Wednesday, November 14, 2012

Muero lento

My kindergarten memory rushed to mind the moment I woke up on the floor.

I've told this story before: I was in kindergarten, it was Mother's Day, we had all made roses out of tissue paper. I remember my rose was red, and in the little paper vase I had decorated.
For some reason, I felt very sentimental... and panicked when I realized I missed my mom.
I cried so hard, I passed out. I later woke up surrounded by my classmates, and teacher holding my head.

I do that when emotionally distressed. I mostly pass out the day after I receive news that pisses me off, but I convince myself to bottle up... to "get over." I act cool when the news hits me... but the next day, I find I pass out all over the place.

Today, I was feeling shitty at the gym, but dismissed it as the fucking stupid cold my idiot brother gave me.
As I was doing the final stretches for the day, as I was laying myself of the floor, in the deadman's pose after crawling out of the child's pose... I felt lightheaded and knocked out.
I woke up as I heard my instructor calling out my name and asking if I was ok. She was about to walk over to me when I woke up.

I thought I was fine for the rest of the day, but then my condition worsened, to the point where I projectile vomited a few minutes ago.

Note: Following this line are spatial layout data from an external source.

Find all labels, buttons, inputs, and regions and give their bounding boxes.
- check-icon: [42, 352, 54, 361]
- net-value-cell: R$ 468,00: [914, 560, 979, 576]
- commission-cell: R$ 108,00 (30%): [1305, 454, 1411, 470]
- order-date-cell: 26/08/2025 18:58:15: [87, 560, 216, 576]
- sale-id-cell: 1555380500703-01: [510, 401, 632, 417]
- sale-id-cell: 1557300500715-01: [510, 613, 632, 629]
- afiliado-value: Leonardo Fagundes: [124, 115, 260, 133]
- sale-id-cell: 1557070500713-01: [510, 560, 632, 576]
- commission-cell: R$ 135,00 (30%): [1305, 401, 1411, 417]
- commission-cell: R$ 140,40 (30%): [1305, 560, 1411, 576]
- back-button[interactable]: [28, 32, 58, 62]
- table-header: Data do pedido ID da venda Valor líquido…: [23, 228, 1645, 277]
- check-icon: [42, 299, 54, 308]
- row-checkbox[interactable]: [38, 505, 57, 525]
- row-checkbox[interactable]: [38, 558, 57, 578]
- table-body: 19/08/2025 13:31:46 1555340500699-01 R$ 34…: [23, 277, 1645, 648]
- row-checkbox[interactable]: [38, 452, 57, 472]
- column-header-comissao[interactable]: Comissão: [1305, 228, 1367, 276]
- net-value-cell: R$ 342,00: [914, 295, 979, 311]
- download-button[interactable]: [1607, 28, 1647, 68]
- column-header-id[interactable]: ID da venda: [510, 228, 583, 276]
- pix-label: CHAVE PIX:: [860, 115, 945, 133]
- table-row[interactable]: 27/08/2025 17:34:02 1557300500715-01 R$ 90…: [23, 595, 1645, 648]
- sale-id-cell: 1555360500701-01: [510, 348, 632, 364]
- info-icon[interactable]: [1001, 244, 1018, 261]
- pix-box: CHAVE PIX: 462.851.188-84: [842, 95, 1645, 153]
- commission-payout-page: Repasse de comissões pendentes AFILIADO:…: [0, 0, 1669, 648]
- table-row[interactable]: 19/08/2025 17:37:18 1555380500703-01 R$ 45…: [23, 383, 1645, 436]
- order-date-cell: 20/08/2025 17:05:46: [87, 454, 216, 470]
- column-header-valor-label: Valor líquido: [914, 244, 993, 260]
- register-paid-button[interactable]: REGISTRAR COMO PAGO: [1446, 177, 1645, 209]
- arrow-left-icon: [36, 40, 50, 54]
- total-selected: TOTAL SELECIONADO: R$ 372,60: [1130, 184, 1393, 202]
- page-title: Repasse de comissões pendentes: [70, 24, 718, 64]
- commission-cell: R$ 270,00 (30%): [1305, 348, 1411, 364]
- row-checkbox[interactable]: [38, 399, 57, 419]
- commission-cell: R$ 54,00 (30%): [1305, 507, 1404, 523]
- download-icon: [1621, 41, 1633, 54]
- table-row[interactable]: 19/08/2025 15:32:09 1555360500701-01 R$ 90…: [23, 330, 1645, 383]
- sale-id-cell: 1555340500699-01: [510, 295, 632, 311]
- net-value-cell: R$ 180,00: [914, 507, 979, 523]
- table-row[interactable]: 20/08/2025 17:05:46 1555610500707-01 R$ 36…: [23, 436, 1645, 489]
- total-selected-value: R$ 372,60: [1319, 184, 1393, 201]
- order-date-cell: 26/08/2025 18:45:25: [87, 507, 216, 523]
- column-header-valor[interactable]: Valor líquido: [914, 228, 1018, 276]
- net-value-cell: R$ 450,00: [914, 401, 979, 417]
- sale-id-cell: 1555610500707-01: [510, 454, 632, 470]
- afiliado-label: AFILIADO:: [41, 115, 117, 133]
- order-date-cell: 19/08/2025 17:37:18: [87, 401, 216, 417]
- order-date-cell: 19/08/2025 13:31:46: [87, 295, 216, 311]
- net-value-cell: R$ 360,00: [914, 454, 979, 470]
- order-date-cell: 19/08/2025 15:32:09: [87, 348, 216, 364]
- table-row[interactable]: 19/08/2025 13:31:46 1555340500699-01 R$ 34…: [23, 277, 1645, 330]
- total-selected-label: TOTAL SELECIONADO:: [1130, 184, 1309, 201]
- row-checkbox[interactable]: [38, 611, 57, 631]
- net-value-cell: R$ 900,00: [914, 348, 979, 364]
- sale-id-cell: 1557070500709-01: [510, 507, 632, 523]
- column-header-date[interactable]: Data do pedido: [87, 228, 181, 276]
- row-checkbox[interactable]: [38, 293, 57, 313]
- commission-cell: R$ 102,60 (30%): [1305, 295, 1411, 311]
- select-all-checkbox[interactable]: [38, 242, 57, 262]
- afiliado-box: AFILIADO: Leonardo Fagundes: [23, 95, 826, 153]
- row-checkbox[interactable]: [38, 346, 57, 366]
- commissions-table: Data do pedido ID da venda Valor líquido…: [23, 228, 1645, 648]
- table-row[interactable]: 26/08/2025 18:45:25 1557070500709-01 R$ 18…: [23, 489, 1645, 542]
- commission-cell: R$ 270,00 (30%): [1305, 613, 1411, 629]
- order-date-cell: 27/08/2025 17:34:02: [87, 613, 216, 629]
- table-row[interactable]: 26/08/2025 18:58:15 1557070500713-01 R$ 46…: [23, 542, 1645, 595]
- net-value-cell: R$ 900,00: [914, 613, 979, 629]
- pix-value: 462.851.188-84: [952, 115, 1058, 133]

Last night... was a terrible night.
I tried laughing it off... but given my physical state today, it's obvious something is bothering me more than I'd like to admit.

I haven't cried. I CAN'T. I'm just... so confused.
People think I'm dramatic, but I swear, the shit that happens to me is... I just can't believe it happens. It's insane... so motherfucking IMPROBABLE... yet it happens.

I'll elaborate... I'll write a story about this, but for now, I have to sleep. I feel like my exterior is going to match my interior: dead.